Short Story Analysis
"Boys and Girls" By Alice Munro
Critical Biography
In the year 1951 she married James Munro and the couple moved to Vancouver, British Columbia, she had three children. James and Alice divorced in 1972 and she got married again in 1976 to Gerald Fremlin. In 1986 she was awarded the Marian Eagle award which is given to a woman writer who has a number of outstanding literary works, Munro also won the Nobel Prize in 2013. Her latest book was written in 2013 and she continues to write today ("Alice Munro").
Summary
Analysis of Theme
In “Boys and Girls” there is a young girl who helps her father on their farm. Her mother is against her doing hard labor, but the main character does not want to do the work of a woman. The young girl is a hard worker, but what she does is not quite acceptable by her peers, she is pushed into growing up and becoming who she truly is. An example is when her mother says to her, “Wait till Laird grows up, then your father will have some real help” (Munro, Alice). The narrator sees her younger brother as a child and that he does not do anything important, he does not help with with the farm and if he does help it is minuscule work. Even though she is a young girl she wants to be viewed as a strong person that is more than her gender.
The narrator’s father obviously loves his young daughter, he even introduces her as one of his “hired help,” ("Boys and Girls, 66-67") which makes her beam. Her father views her as a farm hand and not just a girl, she knows this about her father because he gives her hard work to do. She is able to be with her father and not have to worry about what others think of her, as she grows up she starts to feel differently about certain things; to help her sleep she used to tell herself stories where she was the hero who saved people from burning buildings, but later on she is the damsel in distress who is gets saved.

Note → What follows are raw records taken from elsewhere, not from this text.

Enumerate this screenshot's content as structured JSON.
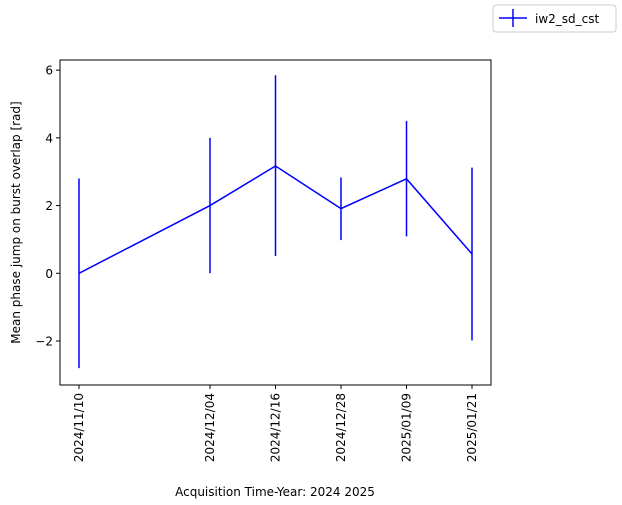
{
  "chart_data": {
    "type": "line",
    "title": "",
    "xlabel": "Acquisition Time-Year: 2024 2025",
    "ylabel": "Mean phase jump on burst overlap [rad]",
    "x": [
      "2024/11/10",
      "2024/12/04",
      "2024/12/16",
      "2024/12/28",
      "2025/01/09",
      "2025/01/21"
    ],
    "x_tick_labels": [
      "2024/11/10",
      "2024/12/04",
      "2024/12/16",
      "2024/12/28",
      "2025/01/09",
      "2025/01/21"
    ],
    "ylim": [
      -3.3,
      6.3
    ],
    "y_ticks": [
      -2,
      0,
      2,
      4,
      6
    ],
    "y_tick_labels": [
      "−2",
      "0",
      "2",
      "4",
      "6"
    ],
    "grid": false,
    "legend_position": "top-right outside",
    "series": [
      {
        "name": "iw2_sd_cst",
        "color": "#0000ff",
        "values": [
          0.0,
          2.0,
          3.17,
          1.91,
          2.79,
          0.57
        ],
        "error_low": [
          -2.8,
          0.0,
          0.51,
          0.98,
          1.09,
          -1.98
        ],
        "error_high": [
          2.8,
          4.0,
          5.85,
          2.83,
          4.5,
          3.12
        ]
      }
    ]
  }
}
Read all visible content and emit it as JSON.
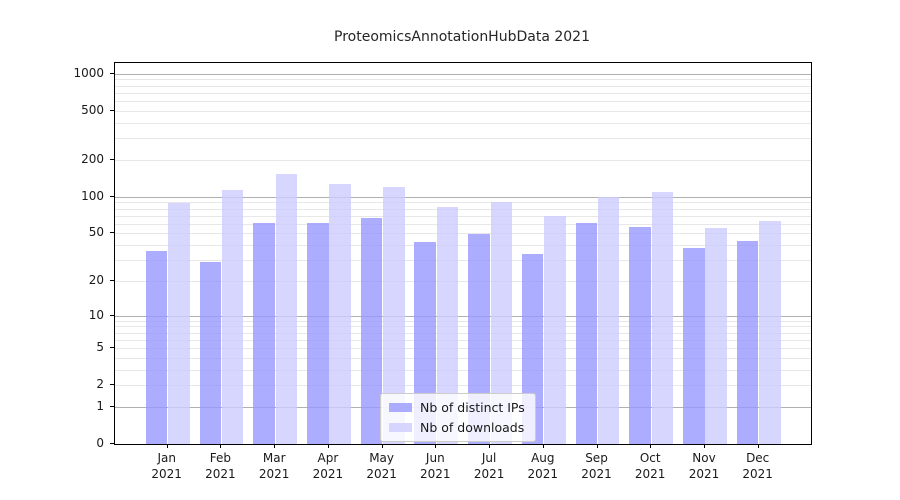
{
  "title": "ProteomicsAnnotationHubData 2021",
  "year_label": "2021",
  "chart_data": {
    "type": "bar",
    "title": "ProteomicsAnnotationHubData 2021",
    "categories": [
      "Jan 2021",
      "Feb 2021",
      "Mar 2021",
      "Apr 2021",
      "May 2021",
      "Jun 2021",
      "Jul 2021",
      "Aug 2021",
      "Sep 2021",
      "Oct 2021",
      "Nov 2021",
      "Dec 2021"
    ],
    "months": [
      "Jan",
      "Feb",
      "Mar",
      "Apr",
      "May",
      "Jun",
      "Jul",
      "Aug",
      "Sep",
      "Oct",
      "Nov",
      "Dec"
    ],
    "series": [
      {
        "name": "Nb of distinct IPs",
        "color": "#9999ff",
        "values": [
          36,
          29,
          61,
          61,
          67,
          42,
          49,
          34,
          61,
          56,
          38,
          43
        ]
      },
      {
        "name": "Nb of downloads",
        "color": "#ccccff",
        "values": [
          89,
          114,
          153,
          127,
          119,
          82,
          90,
          69,
          99,
          110,
          55,
          63
        ]
      }
    ],
    "xlabel": "",
    "ylabel": "",
    "yscale": "log10(1+x)",
    "yticks": [
      0,
      1,
      2,
      5,
      10,
      20,
      50,
      100,
      200,
      500,
      1000
    ],
    "ylim": [
      0,
      1250
    ],
    "grid": true,
    "legend_position": "lower center",
    "colors": {
      "major_grid": "#b0b0b0",
      "minor_grid": "#e7e7e7",
      "axis": "#000000",
      "text": "#1a1a1a"
    },
    "bar_alpha": 0.8
  }
}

During the climax of the story, the main character disobeys her father, Laird, her younger brother, tattles on her. She then begins to cry and her father says, “She’s only a girl,” ("Boys and Girls, 66-67") then the main character says, “I didn’t protest that, even in my heart. Maybe it was true" ("Boys and Girls, 66-67"). The resolution of the story ends with her finally resolving her internal conflict that maybe she was changing and that it was a normal thing that every young girl has either gone through, or will go through sometime in her life.
Works Cited
"Alice Munro."LitFinder Contemporary Collection. Detroit: Gale, 2007. LitFinder. Web. 9 May 2016.
"Boys and Girls" Short Stories for Students. Ed. Kathleen Wilson. Vol. 5. Detroit: Gale, 1999. 66-67. Print.
Munro, Alice. "Boys and Girls." Womeninlit. 1968. Web. 4 May 2016.